Many search engines honor rel="nofollow" in link tags. If that attribute is present on a site's links, don't bother putting your links there - search engines may follow them to find your site, but they won't consider the link a "vote" for your page in their page rank.

5. On-Site Links

Hyperlink keywords on your own site to other pages on your site, or to your site search. This is why many sites now display "tag clouds."

6. Long Tail Text

Have lots and lots of pages with lots and lots of words. Not every page will get more than 1 or 2 hits ever, but in aggregate the search traffic adds up.

Use HTML rather than PDF or word processor files. Though some search engines will index document formats, some don't. Besides, proprietary document files are harder for visitors to access than HTML anyway.

7. Text Instead of Flash, Images, or AJAX

Render keywords on your site in text, not images or Flash. Search engines have no way of knowing what's in those files.

Search engines don't generally execute JavaScript, so any text available only from AJAX calls is not visible to spiders.

8. Traffic Reports

Monitor your traffic logs or reports. Your Home page may not actually be your site's front door. Make sure search entry pages are relevant to the search terms, and help users who first enter your site from a deeper page find other pages on your site.

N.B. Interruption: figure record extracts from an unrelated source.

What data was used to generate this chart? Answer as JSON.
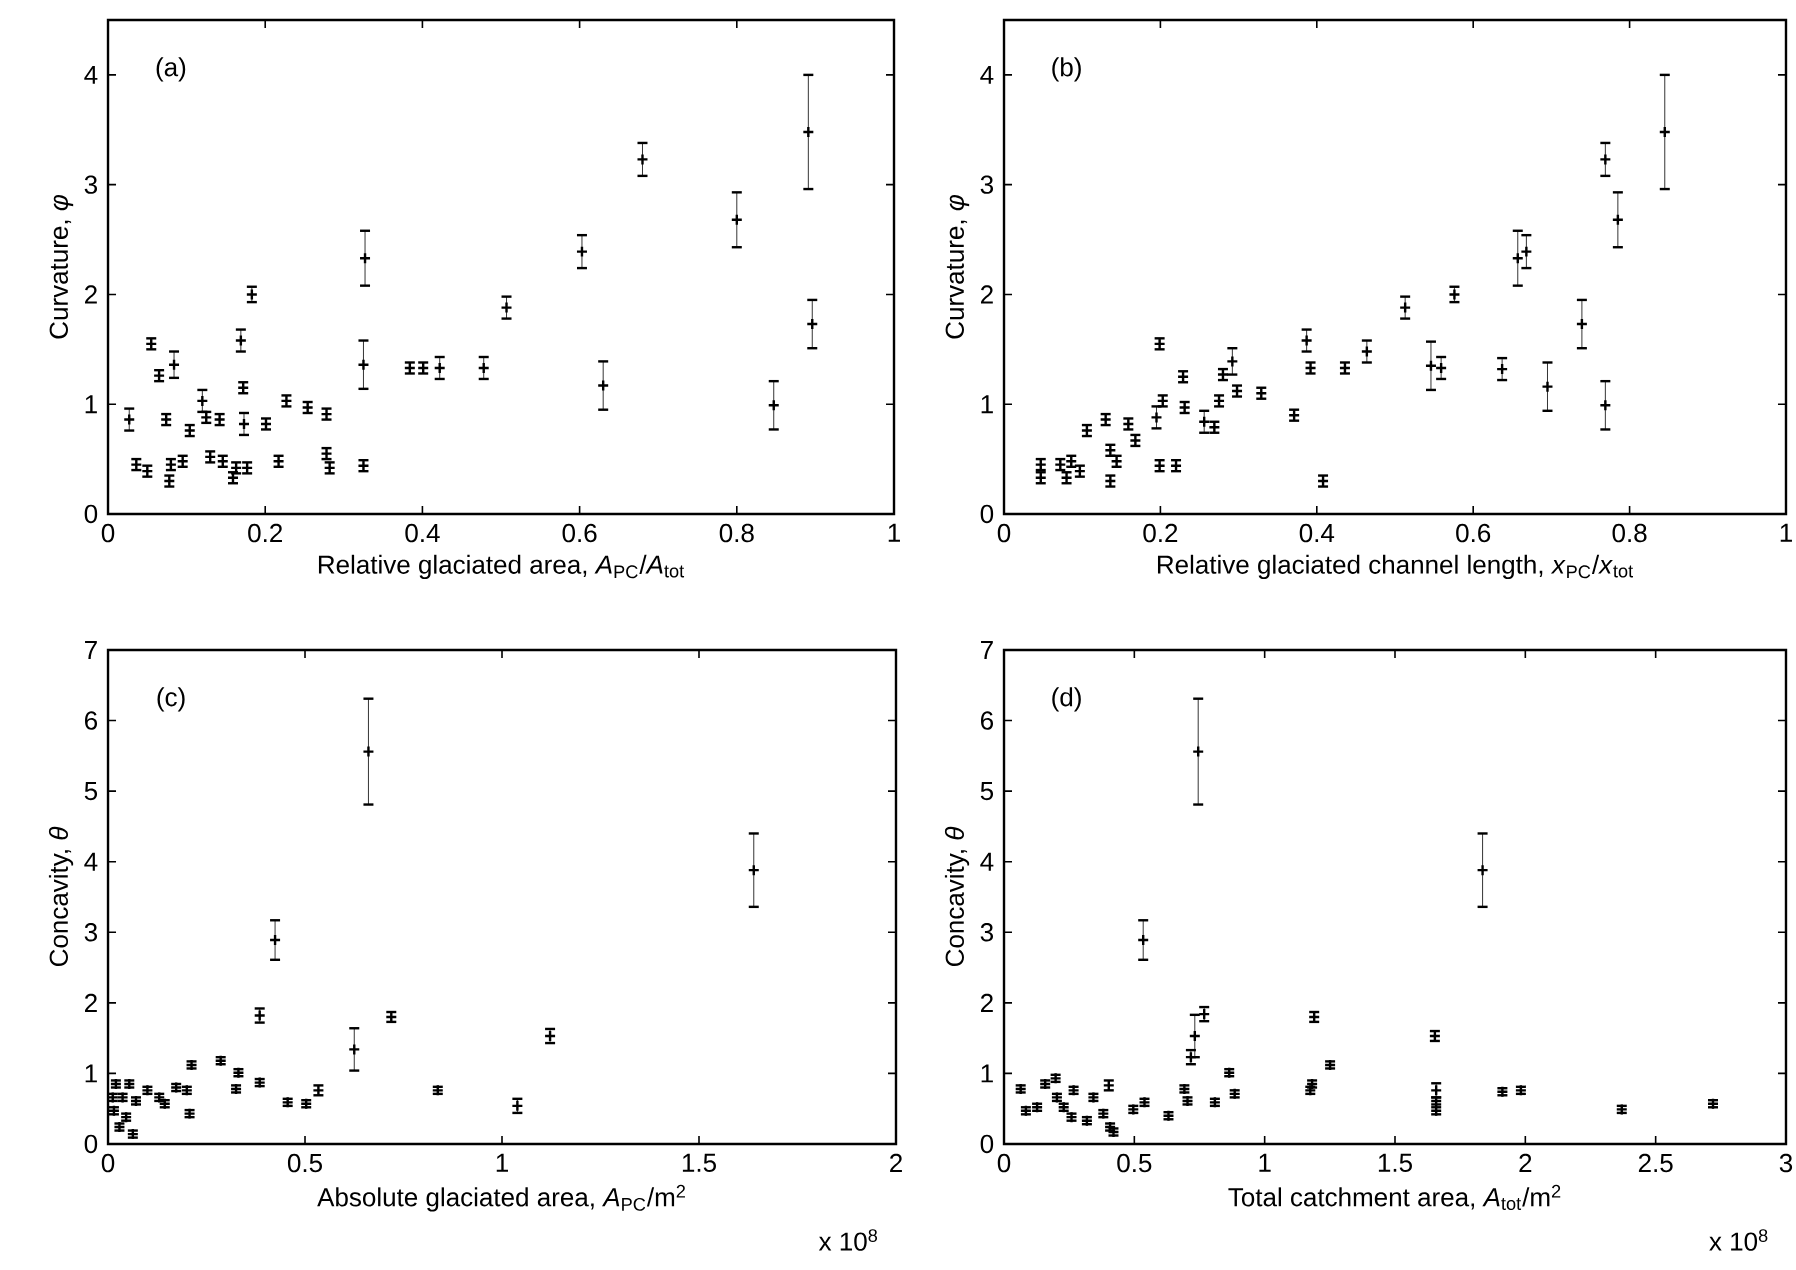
{
  "chart_data": [
    {
      "type": "scatter",
      "annotations": [
        "(a)"
      ],
      "xlabel": "Relative glaciated area, *A*$_{PC}$/*A*$_{tot}$",
      "ylabel": "Curvature, *φ*",
      "xlim": [
        0,
        1
      ],
      "ylim": [
        0,
        4.5
      ],
      "xticks": [
        0,
        0.2,
        0.4,
        0.6,
        0.8,
        1
      ],
      "yticks": [
        0,
        1,
        2,
        3,
        4
      ],
      "marker": "cross",
      "series": [
        {
          "color": "#000000",
          "x": [
            0.027,
            0.036,
            0.05,
            0.055,
            0.065,
            0.074,
            0.084,
            0.078,
            0.08,
            0.095,
            0.104,
            0.12,
            0.125,
            0.13,
            0.146,
            0.142,
            0.159,
            0.163,
            0.169,
            0.172,
            0.173,
            0.177,
            0.183,
            0.201,
            0.217,
            0.227,
            0.254,
            0.278,
            0.278,
            0.282,
            0.325,
            0.327,
            0.325,
            0.384,
            0.401,
            0.422,
            0.478,
            0.507,
            0.603,
            0.63,
            0.68,
            0.8,
            0.847,
            0.891,
            0.896
          ],
          "values": [
            0.86,
            0.45,
            0.39,
            1.55,
            1.26,
            0.86,
            1.36,
            0.3,
            0.45,
            0.48,
            0.76,
            1.03,
            0.88,
            0.52,
            0.48,
            0.86,
            0.33,
            0.42,
            1.58,
            1.15,
            0.82,
            0.42,
            2.0,
            0.82,
            0.48,
            1.03,
            0.97,
            0.91,
            0.55,
            0.42,
            1.36,
            2.33,
            0.44,
            1.33,
            1.33,
            1.33,
            1.33,
            1.88,
            2.39,
            1.17,
            3.23,
            2.68,
            0.99,
            3.48,
            1.73
          ],
          "errors": [
            0.1,
            0.05,
            0.05,
            0.05,
            0.05,
            0.05,
            0.12,
            0.05,
            0.05,
            0.05,
            0.05,
            0.1,
            0.05,
            0.05,
            0.05,
            0.05,
            0.05,
            0.05,
            0.1,
            0.05,
            0.1,
            0.05,
            0.07,
            0.05,
            0.05,
            0.05,
            0.05,
            0.05,
            0.05,
            0.05,
            0.22,
            0.25,
            0.05,
            0.05,
            0.05,
            0.1,
            0.1,
            0.1,
            0.15,
            0.22,
            0.15,
            0.25,
            0.22,
            0.52,
            0.22
          ]
        }
      ]
    },
    {
      "type": "scatter",
      "annotations": [
        "(b)"
      ],
      "xlabel": "Relative glaciated channel length, *x*$_{PC}$/*x*$_{tot}$",
      "ylabel": "Curvature, *φ*",
      "xlim": [
        0,
        1
      ],
      "ylim": [
        0,
        4.5
      ],
      "xticks": [
        0,
        0.2,
        0.4,
        0.6,
        0.8,
        1
      ],
      "yticks": [
        0,
        1,
        2,
        3,
        4
      ],
      "marker": "cross",
      "series": [
        {
          "color": "#000000",
          "x": [
            0.047,
            0.047,
            0.072,
            0.08,
            0.086,
            0.097,
            0.106,
            0.13,
            0.136,
            0.136,
            0.144,
            0.159,
            0.168,
            0.199,
            0.195,
            0.203,
            0.199,
            0.22,
            0.229,
            0.231,
            0.256,
            0.269,
            0.275,
            0.28,
            0.292,
            0.298,
            0.329,
            0.371,
            0.387,
            0.392,
            0.408,
            0.436,
            0.464,
            0.513,
            0.546,
            0.559,
            0.576,
            0.637,
            0.657,
            0.668,
            0.695,
            0.739,
            0.769,
            0.769,
            0.785,
            0.845
          ],
          "values": [
            0.45,
            0.33,
            0.45,
            0.33,
            0.48,
            0.39,
            0.76,
            0.86,
            0.58,
            0.3,
            0.48,
            0.82,
            0.67,
            1.55,
            0.88,
            1.03,
            0.44,
            0.44,
            1.25,
            0.97,
            0.84,
            0.79,
            1.03,
            1.27,
            1.39,
            1.12,
            1.1,
            0.9,
            1.58,
            1.33,
            0.3,
            1.33,
            1.48,
            1.88,
            1.35,
            1.33,
            2.0,
            1.32,
            2.33,
            2.39,
            1.16,
            1.73,
            3.23,
            0.99,
            2.68,
            3.48
          ],
          "errors": [
            0.05,
            0.05,
            0.05,
            0.05,
            0.05,
            0.05,
            0.05,
            0.05,
            0.05,
            0.05,
            0.05,
            0.05,
            0.05,
            0.05,
            0.1,
            0.05,
            0.05,
            0.05,
            0.05,
            0.05,
            0.1,
            0.05,
            0.05,
            0.05,
            0.12,
            0.05,
            0.05,
            0.05,
            0.1,
            0.05,
            0.05,
            0.05,
            0.1,
            0.1,
            0.22,
            0.1,
            0.07,
            0.1,
            0.25,
            0.15,
            0.22,
            0.22,
            0.15,
            0.22,
            0.25,
            0.52
          ]
        }
      ]
    },
    {
      "type": "scatter",
      "annotations": [
        "(c)",
        "x 10$^{8}$"
      ],
      "xlabel": "Absolute glaciated area, *A*$_{PC}$/m$^{2}$",
      "ylabel": "Concavity, *θ*",
      "xlim": [
        0,
        2
      ],
      "ylim": [
        0,
        7
      ],
      "xticks": [
        0,
        0.5,
        1,
        1.5,
        2
      ],
      "yticks": [
        0,
        1,
        2,
        3,
        4,
        5,
        6,
        7
      ],
      "marker": "cross",
      "series": [
        {
          "color": "#000000",
          "x": [
            0.012,
            0.015,
            0.02,
            0.029,
            0.037,
            0.046,
            0.054,
            0.063,
            0.071,
            0.1,
            0.13,
            0.144,
            0.173,
            0.2,
            0.207,
            0.212,
            0.286,
            0.331,
            0.325,
            0.385,
            0.385,
            0.424,
            0.456,
            0.503,
            0.534,
            0.625,
            0.661,
            0.719,
            0.837,
            1.039,
            1.122,
            1.639
          ],
          "values": [
            0.66,
            0.47,
            0.85,
            0.24,
            0.66,
            0.38,
            0.85,
            0.14,
            0.61,
            0.76,
            0.66,
            0.57,
            0.8,
            0.76,
            0.43,
            1.12,
            1.18,
            1.01,
            0.78,
            0.87,
            1.82,
            2.89,
            0.59,
            0.57,
            0.76,
            1.34,
            5.56,
            1.8,
            0.76,
            0.54,
            1.53,
            3.88
          ],
          "errors": [
            0.05,
            0.05,
            0.05,
            0.05,
            0.05,
            0.05,
            0.05,
            0.05,
            0.05,
            0.05,
            0.05,
            0.05,
            0.05,
            0.05,
            0.05,
            0.05,
            0.05,
            0.05,
            0.05,
            0.05,
            0.1,
            0.28,
            0.05,
            0.05,
            0.07,
            0.3,
            0.75,
            0.07,
            0.05,
            0.1,
            0.1,
            0.52
          ]
        }
      ]
    },
    {
      "type": "scatter",
      "annotations": [
        "(d)",
        "x 10$^{8}$"
      ],
      "xlabel": "Total catchment area, *A*$_{tot}$/m$^{2}$",
      "ylabel": "Concavity, *θ*",
      "xlim": [
        0,
        3
      ],
      "ylim": [
        0,
        7
      ],
      "xticks": [
        0,
        0.5,
        1,
        1.5,
        2,
        2.5,
        3
      ],
      "yticks": [
        0,
        1,
        2,
        3,
        4,
        5,
        6,
        7
      ],
      "marker": "cross",
      "series": [
        {
          "color": "#000000",
          "x": [
            0.064,
            0.084,
            0.127,
            0.158,
            0.198,
            0.203,
            0.229,
            0.259,
            0.267,
            0.318,
            0.343,
            0.381,
            0.402,
            0.407,
            0.42,
            0.496,
            0.539,
            0.534,
            0.631,
            0.692,
            0.704,
            0.717,
            0.732,
            0.745,
            0.768,
            0.809,
            0.864,
            0.885,
            1.175,
            1.182,
            1.19,
            1.251,
            1.653,
            1.658,
            1.658,
            1.658,
            1.836,
            1.912,
            1.983,
            2.37,
            2.72
          ],
          "values": [
            0.78,
            0.47,
            0.52,
            0.85,
            0.93,
            0.66,
            0.52,
            0.38,
            0.76,
            0.33,
            0.66,
            0.43,
            0.83,
            0.24,
            0.17,
            0.49,
            0.59,
            2.89,
            0.4,
            0.78,
            0.61,
            1.23,
            1.53,
            5.56,
            1.84,
            0.59,
            1.01,
            0.71,
            0.76,
            0.85,
            1.8,
            1.12,
            1.53,
            0.76,
            0.47,
            0.61,
            3.88,
            0.74,
            0.76,
            0.49,
            0.57
          ],
          "errors": [
            0.05,
            0.05,
            0.05,
            0.05,
            0.05,
            0.05,
            0.05,
            0.05,
            0.05,
            0.05,
            0.05,
            0.05,
            0.07,
            0.05,
            0.05,
            0.05,
            0.05,
            0.28,
            0.05,
            0.05,
            0.05,
            0.1,
            0.3,
            0.75,
            0.1,
            0.05,
            0.05,
            0.05,
            0.05,
            0.05,
            0.07,
            0.05,
            0.07,
            0.1,
            0.05,
            0.05,
            0.52,
            0.05,
            0.05,
            0.05,
            0.05
          ]
        }
      ]
    }
  ]
}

Use your traffic reports to see what top search terms people use to find your page or site and update your pages to optimize for the keywords people are actually using to find your site - even if they're slightly different from what you first thought. If Google decides your site is the best place for keywords you didn't expect, optimize for those words. Ride the wave, don't fight it.

9. Spelling Variations

Include some common typos of your brand names and keywords so people who make the same typo in their search see your site in the results. (But see also tip #14.)

10. Make Dynamic URLs Look Static

Make site search look like regular pages with URL rewriting. Search engine spiders won't follow always dynamic or script directory links, or links with query string parameters, because they could result in an infinite number of pages, but if you make the spider think your dynamic page is really static, they'll index them.

For example, make a search URL that is really look like this: On Apache, you can do that with your .htaccess file:

RewriteEngine on
RewriteRule search/(.*) /cgi-bin/search.cgi?term=$1 [L]

The (.*) part means "take anything that appears here and put it in variable $1". The $1 part means "take whatever was in the first parentheses and put it here." The [L] means this is the last rewrite rule and the server can stop looking for other rewrite rules. Move the [L] to your last rewrite rule if you have more than one.

11. Avoid Frames

Don't use frames! Most search engines can't (or just won't) navigate to sub-frames. And if a searcher clicks through directly to one of your sub-frames, your site probably won't display properly.

12. Sitemaps

Implement a Google Sitemap.

13. Avoid Link Farms

Don't get your link on link-only pages or parked domains. Some search engines penalize sites that appear on these spam pages.

14. Don't be Devious

Use your keywords in real content. Don't put keywords in tiny fonts or in the same color as the background text. Some search engines penalize sites that use non-visible text.